Fierté, cache-misère, ou les deux? | Zoltan Balogh / POOL / MTI / AFP
Fierté, cache-misère, ou les deux? | Zoltan Balogh / POOL / MTI / AFP

Spoutnik V, triomphe de Poutine et cache-misère de la science russe

Ce vaccin serait le reflet de la puissance scientifique du pays. La réalité est tout autre.

Lorsque le 11 août 2020, Vladimir Poutine a, très en avance sur la marche normale de la science, annoncé que son pays avait mis au point le «premier vaccin contre le Covid-19», quelques railleries ont fusé et peu ont pris ses déclaration bravaches au sérieux.

Six mois plus tard, la Russie connaît pourtant son heure de gloire avec l'annonce dans la prestigieuse revue The Lancet de l'efficacité du vaccin à 91%, supérieure à celle du vaccin d'AstraZeneca ou de Jonhson & Johnson. «Ce vaccin est sans doute la percée scientifique la plus importante pour la Russie depuis l'époque soviétique», estime même Bloomberg.

Spoutnik V (dont le nom évoque l'exploit soviétique du premier satellite dans l'espace et le V de la victoire) a été approuvé dans au moins vingt pays, dont la Hongrie, le Brésil et l'Inde. L'Union européenne, confrontée à une pénurie de vaccins, envisage elle aussi de lui ouvrir la voie.

Ce succès s'appuie sur une tradition vaccinale bien établie en Russie. Dans les années 1950 et 1960, l'Union soviétique était en pointe dans la vaccination contre la poliomyélite, rappelle Le Monde. Plus récemment, le centre Gamaleïa a développé un vaccin contre Ebola et contre le MERS, un autre coronavirus.

Mais en réalité, Spoutnik V (de son vrai nom Gam-COVID-Vac) est l'arbre qui cache la forêt. Ce vaccin reflète davantage la capacité de la Russie à l'improvisation scientifique qu'à l'élaboration d'une stratégie réfléchie, écrit ainsi le Washington Post.

Science approximative

Après la chute de l'Union soviétique, le financement de la science s'est effondré et les chercheurs russes ont afflué vers l'Ouest. Poutine a alors tenté de relancer la recherche en investissant des sommes considérables dans les universités et les laboratoires.
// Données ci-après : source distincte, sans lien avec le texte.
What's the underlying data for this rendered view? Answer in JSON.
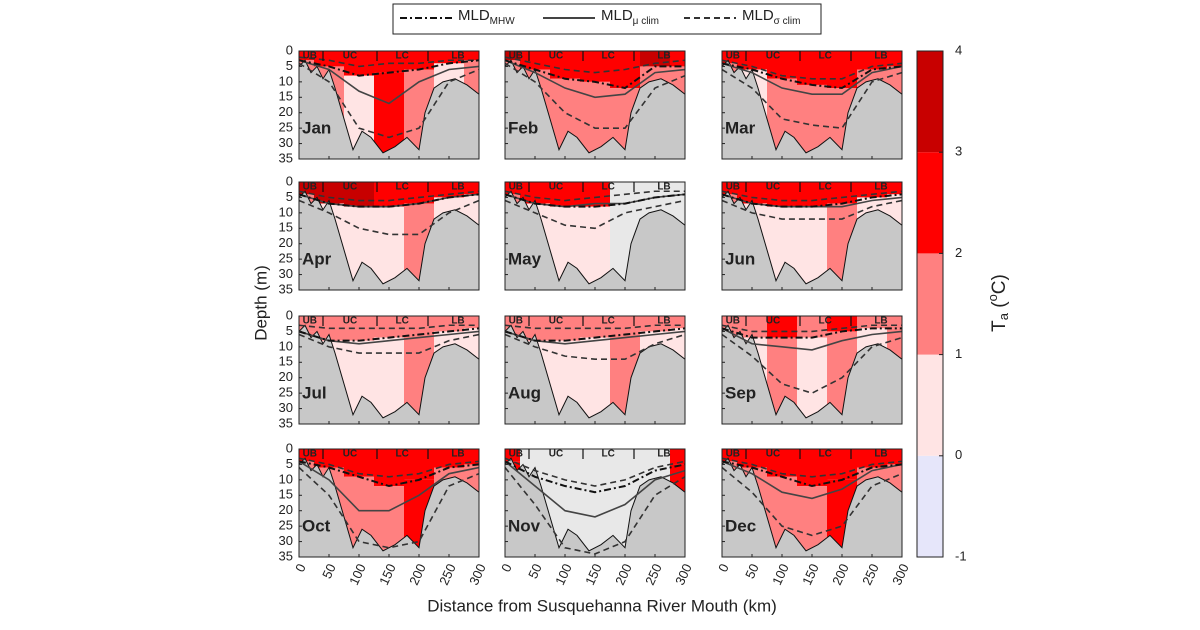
{
  "chart_data": {
    "type": "contour-panels",
    "legend": [
      {
        "text": "MLD",
        "sub": "MHW",
        "dash": "7 3 2 3",
        "color": "#111111"
      },
      {
        "text": "MLD",
        "sub": "μ clim",
        "dash": "none",
        "color": "#444444"
      },
      {
        "text": "MLD",
        "sub": "σ clim",
        "dash": "6 4",
        "color": "#333333"
      }
    ],
    "ylabel": "Depth (m)",
    "xlabel": "Distance from Susquehanna River Mouth (km)",
    "xlim": [
      0,
      300
    ],
    "xticks": [
      0,
      50,
      100,
      150,
      200,
      250,
      300
    ],
    "ylim": [
      0,
      35
    ],
    "yticks": [
      0,
      5,
      10,
      15,
      20,
      25,
      30,
      35
    ],
    "regions": [
      "UB",
      "UC",
      "LC",
      "LB"
    ],
    "x": [
      0,
      50,
      100,
      150,
      200,
      250,
      300
    ],
    "bathymetry": {
      "x": [
        0,
        10,
        20,
        30,
        40,
        50,
        60,
        75,
        90,
        105,
        120,
        140,
        160,
        180,
        200,
        210,
        225,
        240,
        260,
        280,
        300
      ],
      "depth": [
        5,
        3,
        7,
        5,
        9,
        6,
        12,
        22,
        32,
        26,
        28,
        33,
        31,
        28,
        32,
        20,
        12,
        10,
        9,
        11,
        14
      ],
      "color": "#c8c8c8"
    },
    "nodata_color": "#e8e8e8",
    "colorbar": {
      "levels": [
        -1,
        0,
        1,
        2,
        3,
        4
      ],
      "colors": [
        "#e6e6fa",
        "#ffe4e4",
        "#ff8080",
        "#ff0000",
        "#c80000"
      ],
      "label": {
        "text": "T",
        "sub": "a",
        "open": " (",
        "sup": "o",
        "close": "C)"
      }
    },
    "panels": [
      {
        "name": "Jan",
        "surface": [
          2.5,
          2.5,
          2.5,
          2.5,
          2.5,
          2.5,
          2.5
        ],
        "deep": [
          1.5,
          1.5,
          0.5,
          2.5,
          1.5,
          0.5,
          1.5
        ],
        "mhw": [
          3,
          5,
          8,
          7,
          6,
          4,
          3
        ],
        "mu": [
          3,
          6,
          13,
          17,
          10,
          6,
          5
        ],
        "sigma_lo": [
          2,
          3,
          5,
          4,
          4,
          3,
          3
        ],
        "sigma_hi": [
          4,
          10,
          25,
          28,
          25,
          10,
          6
        ]
      },
      {
        "name": "Feb",
        "surface": [
          3.5,
          2.5,
          2.5,
          2.5,
          2.5,
          3.5,
          2.5
        ],
        "deep": [
          1.5,
          1.5,
          1.5,
          1.5,
          1.5,
          1.5,
          1.5
        ],
        "mhw": [
          3,
          6,
          9,
          10,
          12,
          5,
          5
        ],
        "mu": [
          3,
          7,
          12,
          15,
          14,
          7,
          6
        ],
        "sigma_lo": [
          2,
          4,
          6,
          7,
          6,
          4,
          3
        ],
        "sigma_hi": [
          4,
          10,
          20,
          25,
          25,
          12,
          8
        ]
      },
      {
        "name": "Mar",
        "surface": [
          2.5,
          2.5,
          2.5,
          2.5,
          2.5,
          2.5,
          2.5
        ],
        "deep": [
          1.5,
          0.5,
          1.5,
          1.5,
          1.5,
          1.5,
          1.5
        ],
        "mhw": [
          4,
          6,
          9,
          11,
          12,
          6,
          5
        ],
        "mu": [
          4,
          7,
          12,
          14,
          14,
          7,
          5
        ],
        "sigma_lo": [
          3,
          5,
          8,
          9,
          9,
          5,
          4
        ],
        "sigma_hi": [
          6,
          12,
          22,
          24,
          25,
          10,
          7
        ]
      },
      {
        "name": "Apr",
        "surface": [
          3.5,
          3.5,
          3.5,
          2.5,
          2.5,
          2.5,
          2.5
        ],
        "deep": [
          1.5,
          0.5,
          0.5,
          0.5,
          1.5,
          0.5,
          0.5
        ],
        "mhw": [
          4,
          7,
          8,
          8,
          7,
          5,
          4
        ],
        "mu": [
          4,
          7,
          8,
          8,
          7,
          5,
          4
        ],
        "sigma_lo": [
          3,
          5,
          6,
          6,
          5,
          4,
          3
        ],
        "sigma_hi": [
          6,
          10,
          15,
          17,
          17,
          10,
          6
        ]
      },
      {
        "name": "May",
        "surface": [
          2.5,
          2.5,
          2.5,
          2.5,
          null,
          null,
          null
        ],
        "deep": [
          1.5,
          0.5,
          0.5,
          0.5,
          null,
          null,
          null
        ],
        "mhw": [
          4,
          7,
          8,
          8,
          7,
          5,
          4
        ],
        "mu": [
          4,
          7,
          8,
          7,
          7,
          5,
          4
        ],
        "sigma_lo": [
          3,
          5,
          6,
          5,
          4,
          3,
          3
        ],
        "sigma_hi": [
          6,
          10,
          14,
          15,
          10,
          8,
          6
        ]
      },
      {
        "name": "Jun",
        "surface": [
          2.5,
          2.5,
          2.5,
          2.5,
          2.5,
          2.5,
          2.5
        ],
        "deep": [
          1.5,
          0.5,
          0.5,
          0.5,
          1.5,
          0.5,
          0.5
        ],
        "mhw": [
          4,
          7,
          8,
          8,
          7,
          5,
          4
        ],
        "mu": [
          4,
          7,
          8,
          8,
          8,
          6,
          5
        ],
        "sigma_lo": [
          3,
          5,
          6,
          6,
          5,
          4,
          3
        ],
        "sigma_hi": [
          6,
          10,
          12,
          12,
          12,
          8,
          6
        ]
      },
      {
        "name": "Jul",
        "surface": [
          1.5,
          1.5,
          1.5,
          1.5,
          1.5,
          1.5,
          1.5
        ],
        "deep": [
          1.5,
          0.5,
          0.5,
          0.5,
          1.5,
          0.5,
          0.5
        ],
        "mhw": [
          5,
          8,
          8,
          7,
          6,
          5,
          4
        ],
        "mu": [
          5,
          8,
          9,
          8,
          7,
          6,
          5
        ],
        "sigma_lo": [
          3,
          4,
          4,
          4,
          4,
          3,
          3
        ],
        "sigma_hi": [
          6,
          10,
          12,
          12,
          12,
          8,
          6
        ]
      },
      {
        "name": "Aug",
        "surface": [
          1.5,
          1.5,
          1.5,
          1.5,
          1.5,
          1.5,
          1.5
        ],
        "deep": [
          1.5,
          0.5,
          0.5,
          0.5,
          1.5,
          0.5,
          0.5
        ],
        "mhw": [
          5,
          8,
          8,
          7,
          6,
          5,
          4
        ],
        "mu": [
          5,
          8,
          9,
          8,
          7,
          6,
          5
        ],
        "sigma_lo": [
          3,
          4,
          4,
          4,
          4,
          3,
          3
        ],
        "sigma_hi": [
          6,
          10,
          13,
          14,
          14,
          9,
          6
        ]
      },
      {
        "name": "Sep",
        "surface": [
          1.5,
          1.5,
          2.5,
          1.5,
          2.5,
          1.5,
          1.5
        ],
        "deep": [
          1.5,
          0.5,
          1.5,
          0.5,
          1.5,
          0.5,
          1.5
        ],
        "mhw": [
          4,
          7,
          7,
          7,
          5,
          4,
          4
        ],
        "mu": [
          4,
          9,
          10,
          11,
          8,
          6,
          5
        ],
        "sigma_lo": [
          3,
          5,
          5,
          5,
          4,
          3,
          3
        ],
        "sigma_hi": [
          6,
          13,
          22,
          25,
          20,
          10,
          7
        ]
      },
      {
        "name": "Oct",
        "surface": [
          2.5,
          2.5,
          2.5,
          2.5,
          2.5,
          2.5,
          2.5
        ],
        "deep": [
          1.5,
          1.5,
          1.5,
          1.5,
          2.5,
          1.5,
          1.5
        ],
        "mhw": [
          4,
          6,
          9,
          12,
          10,
          6,
          5
        ],
        "mu": [
          4,
          10,
          20,
          20,
          15,
          8,
          6
        ],
        "sigma_lo": [
          3,
          5,
          8,
          9,
          8,
          5,
          4
        ],
        "sigma_hi": [
          6,
          15,
          30,
          32,
          30,
          12,
          8
        ]
      },
      {
        "name": "Nov",
        "surface": [
          2.5,
          null,
          null,
          null,
          null,
          null,
          2.5
        ],
        "deep": [
          2.5,
          null,
          null,
          null,
          null,
          null,
          2.5
        ],
        "mhw": [
          4,
          9,
          12,
          14,
          12,
          7,
          5
        ],
        "mu": [
          4,
          12,
          20,
          22,
          18,
          10,
          7
        ],
        "sigma_lo": [
          3,
          7,
          10,
          12,
          10,
          6,
          4
        ],
        "sigma_hi": [
          6,
          18,
          32,
          34,
          30,
          15,
          9
        ]
      },
      {
        "name": "Dec",
        "surface": [
          2.5,
          2.5,
          2.5,
          2.5,
          2.5,
          2.5,
          2.5
        ],
        "deep": [
          1.5,
          1.5,
          1.5,
          1.5,
          2.5,
          1.5,
          1.5
        ],
        "mhw": [
          4,
          6,
          9,
          12,
          10,
          6,
          5
        ],
        "mu": [
          4,
          8,
          14,
          16,
          13,
          7,
          5
        ],
        "sigma_lo": [
          3,
          5,
          8,
          9,
          8,
          5,
          4
        ],
        "sigma_hi": [
          6,
          14,
          25,
          28,
          25,
          12,
          8
        ]
      }
    ]
  }
}
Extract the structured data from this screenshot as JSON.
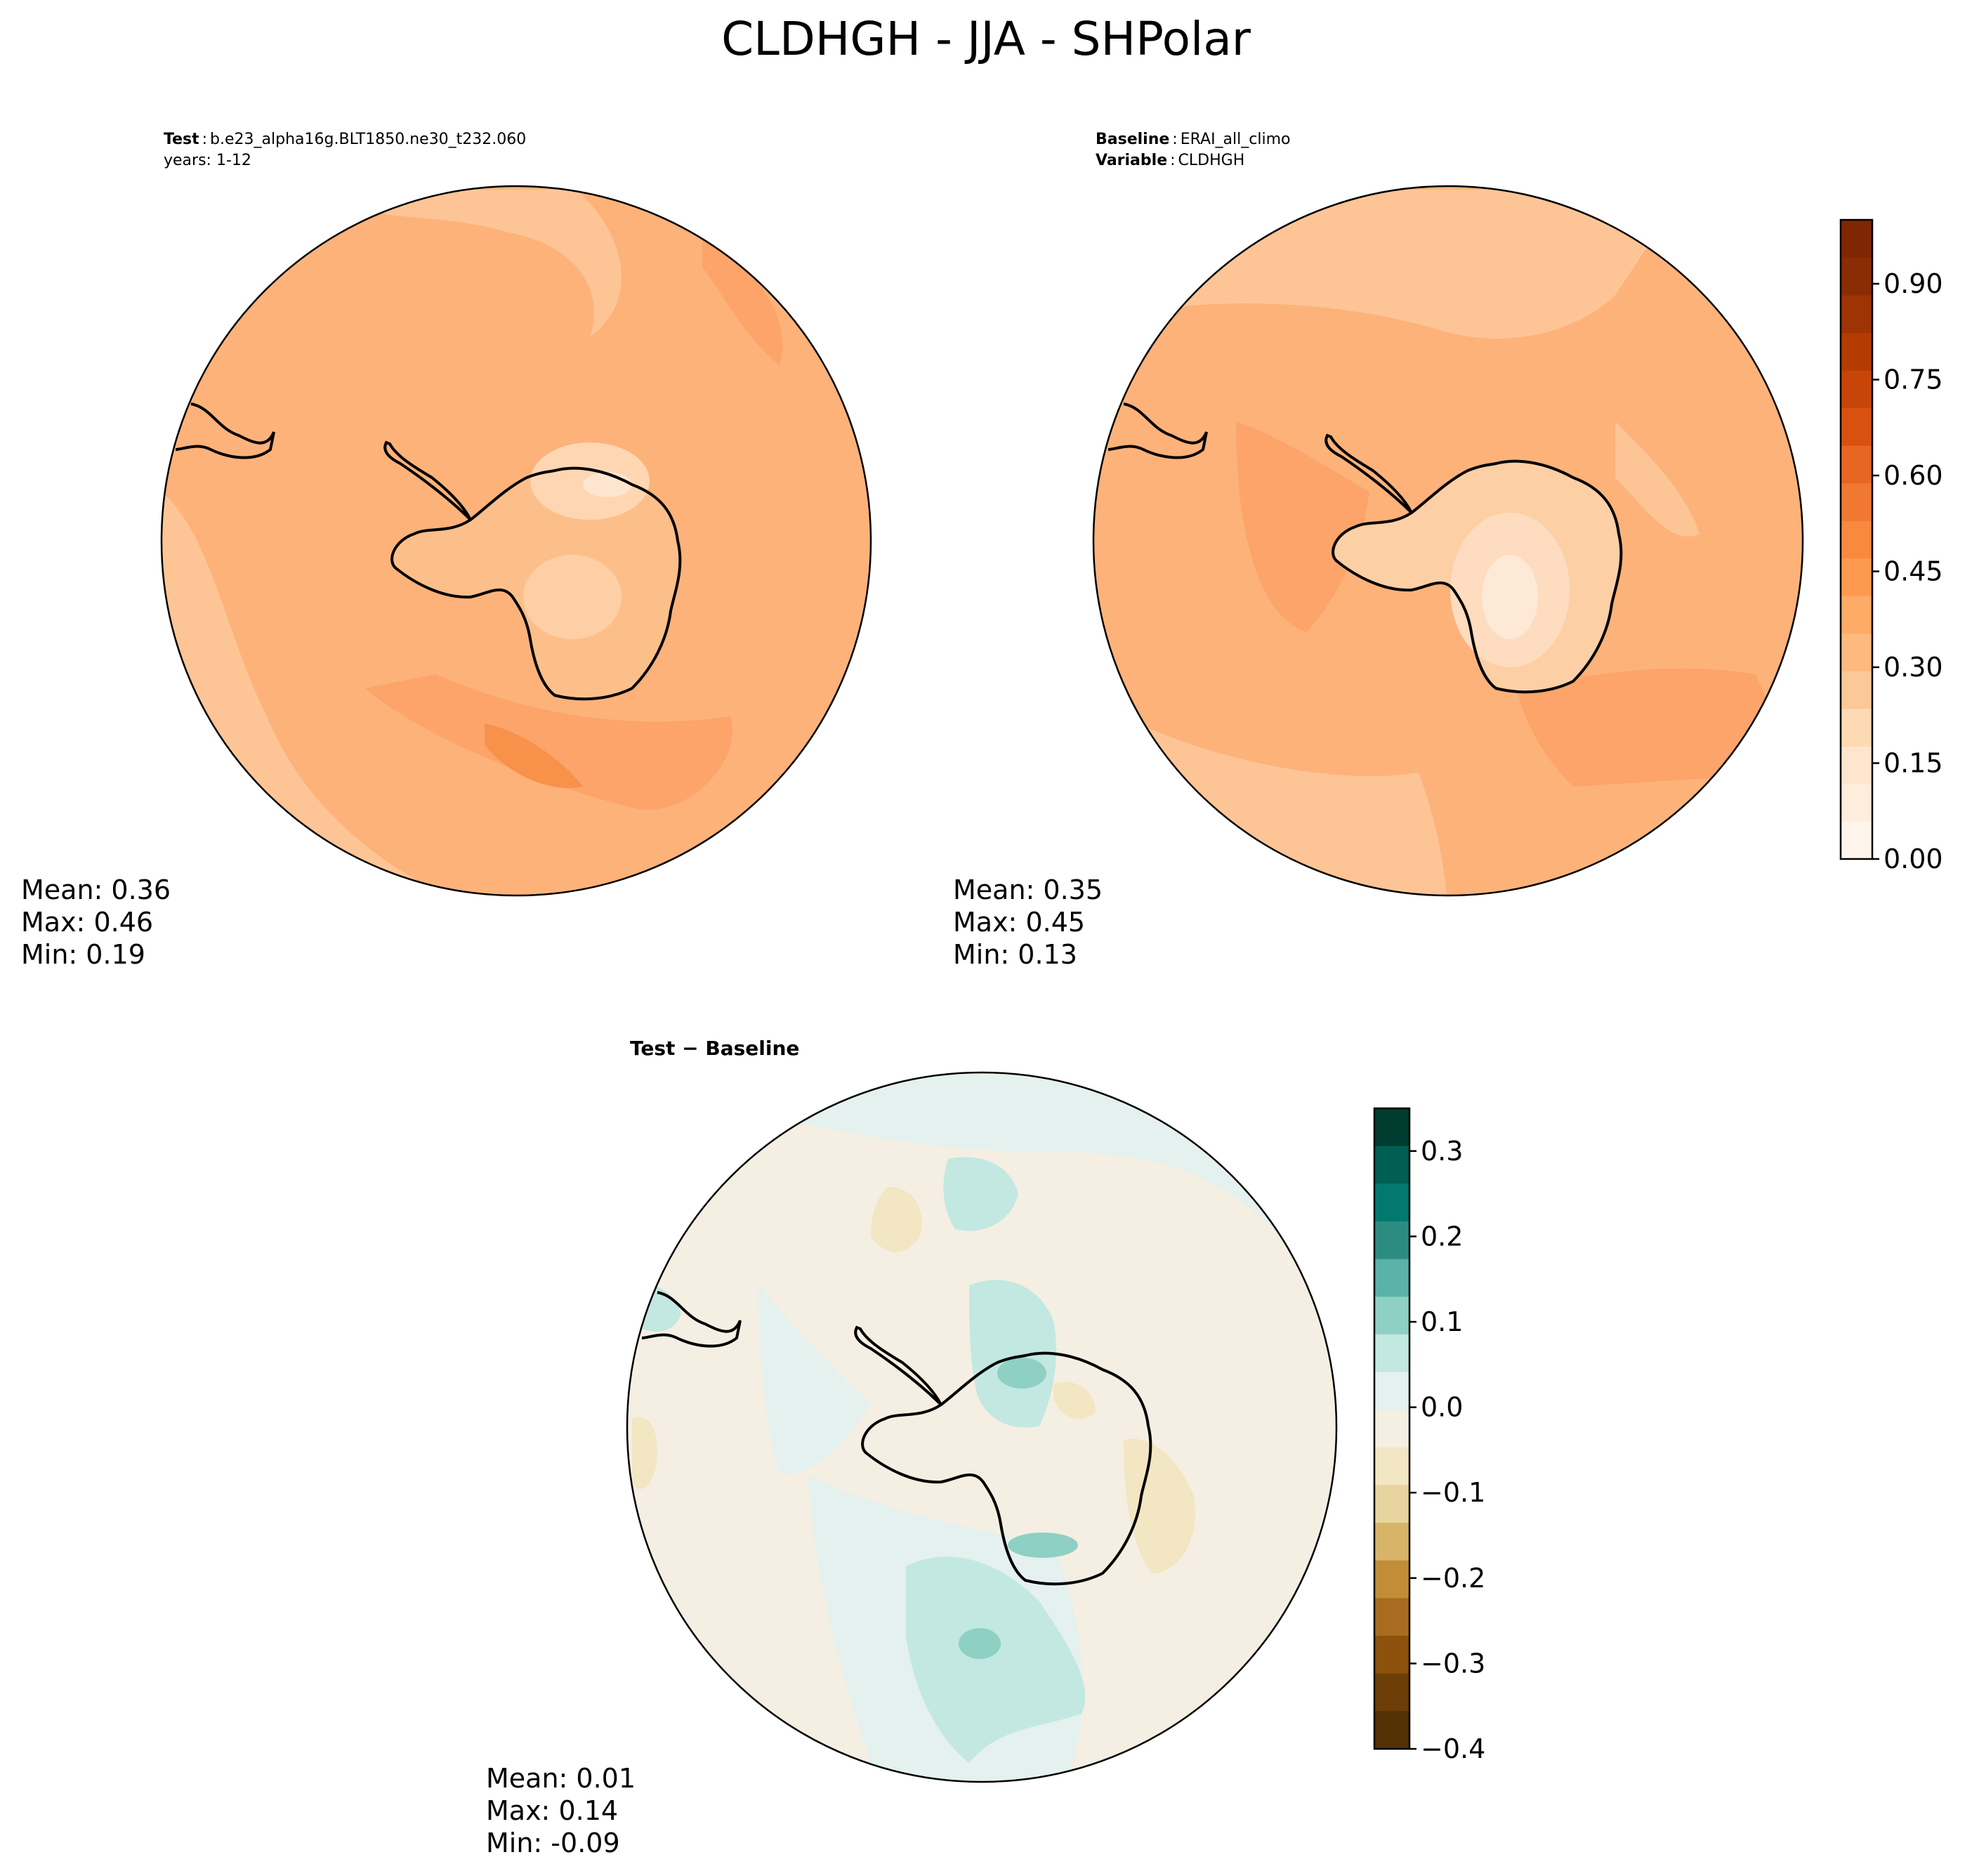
{
  "figure_title": "CLDHGH - JJA - SHPolar",
  "test_panel": {
    "label_bold": "Test",
    "label_value": "b.e23_alpha16g.BLT1850.ne30_t232.060",
    "years_line": "years: 1-12",
    "stats": {
      "mean": "Mean:  0.36",
      "max": "Max:  0.46",
      "min": "Min:  0.19"
    }
  },
  "baseline_panel": {
    "label_bold": "Baseline",
    "label_value": "ERAI_all_climo",
    "variable_bold": "Variable",
    "variable_value": "CLDHGH",
    "stats": {
      "mean": "Mean:  0.35",
      "max": "Max:  0.45",
      "min": "Min:  0.13"
    }
  },
  "diff_panel": {
    "title": "Test − Baseline",
    "stats": {
      "mean": "Mean:  0.01",
      "max": "Max:  0.14",
      "min": "Min: -0.09"
    }
  },
  "chart_data": [
    {
      "type": "heatmap",
      "name": "test",
      "projection": "south-polar-stereographic",
      "mean": 0.36,
      "max": 0.46,
      "min": 0.19,
      "colorbar": "shared-orange",
      "fill_levels": [
        0.28,
        0.33,
        0.36,
        0.38,
        0.4,
        0.42,
        0.45
      ]
    },
    {
      "type": "heatmap",
      "name": "baseline",
      "projection": "south-polar-stereographic",
      "mean": 0.35,
      "max": 0.45,
      "min": 0.13,
      "colorbar": "shared-orange",
      "fill_levels": [
        0.15,
        0.22,
        0.28,
        0.33,
        0.36,
        0.4,
        0.44
      ]
    },
    {
      "type": "heatmap",
      "name": "difference",
      "projection": "south-polar-stereographic",
      "mean": 0.01,
      "max": 0.14,
      "min": -0.09,
      "colorbar": "diverging-brown-teal",
      "fill_levels": [
        -0.08,
        -0.04,
        0.0,
        0.03,
        0.07,
        0.12
      ]
    }
  ],
  "colorbars": {
    "orange": {
      "range": [
        0,
        1
      ],
      "ticks": [
        0.0,
        0.15,
        0.3,
        0.45,
        0.6,
        0.75,
        0.9
      ],
      "tick_labels": [
        "0.00",
        "0.15",
        "0.30",
        "0.45",
        "0.60",
        "0.75",
        "0.90"
      ],
      "colors": [
        "#fff5eb",
        "#feeddb",
        "#fee6ce",
        "#fdd9b4",
        "#fdc897",
        "#fdb97e",
        "#fdab67",
        "#fd9a50",
        "#f8893f",
        "#f17832",
        "#e76624",
        "#d95111",
        "#c84509",
        "#b43c03",
        "#9e3303",
        "#8a2c04",
        "#7f2704"
      ]
    },
    "diverging": {
      "range": [
        -0.4,
        0.35
      ],
      "ticks": [
        0.3,
        0.2,
        0.1,
        0.0,
        -0.1,
        -0.2,
        -0.3,
        -0.4
      ],
      "tick_labels": [
        "0.3",
        "0.2",
        "0.1",
        "0.0",
        "−0.1",
        "−0.2",
        "−0.3",
        "−0.4"
      ],
      "colors": [
        "#003c30",
        "#005f52",
        "#01796f",
        "#2c8c81",
        "#5ab2a8",
        "#8fd0c4",
        "#c2e8e1",
        "#e4f1ee",
        "#f4efe2",
        "#f2e6c3",
        "#e8d49e",
        "#d7b467",
        "#c28d36",
        "#a96b20",
        "#8c510a",
        "#6d3e07",
        "#543005"
      ]
    }
  },
  "colors": {
    "map_land_light": "#fddcbc",
    "coastline": "#000000"
  }
}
En 2018, il s'était engagé à créer 900 nouveaux laboratoires, dont 15 centres de recherche de classe mondiale en mathématiques, génomique, matériaux et robotique. Le 5 février dernier, un financement de 205 milliards d'euros d'ici à 2030 pour la science et la recherche médicale a été annoncé.

Malgré cela, la recherche russe reste largement à la traîne. «Le principal problème est la réglementation», estime Ilya Yasny, responsable de la recherche scientifique au fonds d'investissement Inbio Ventures basé à Moscou. «Nos lois et nos lignes directrices ont, je dirais, quinze ans de retard sur l'Union européenne.»

Selon lui, de nombreux développeurs de médicaments russes considèrent toujours la norme mondiale des essais cliniques comme des «obstacles inutiles».

La Russie est aussi en bas de liste des publications dans les grandes revues scientifiques internationales et une seule université russe a réussi à se placer dans le top 100 du Classement mondial des universités QS de 2021. En janvier 2020, les scandales entourant le plagiat et la duplication ont contraint l'Académie des sciences de Russie à annoncer le retrait de plus de 800 articles scientifiques.

Même Spoutnik V n'est pas assuré de connaître le succès annoncé. «L'institut Gamaleïa fait de la recherche, pas de la production à grande échelle. Ils ont passé des accords avec des fabricants locaux ou des producteurs internationaux de médicaments génériques mais il va être complexe de s'assurer de l'homogénéité du produit. Or, c'est aussi cela que regardent les agences de régulation», remarque la virologue Marie-Paule Kieny dans Le Monde. La Russie a peut-être clamé son triomphe un peu trop vite.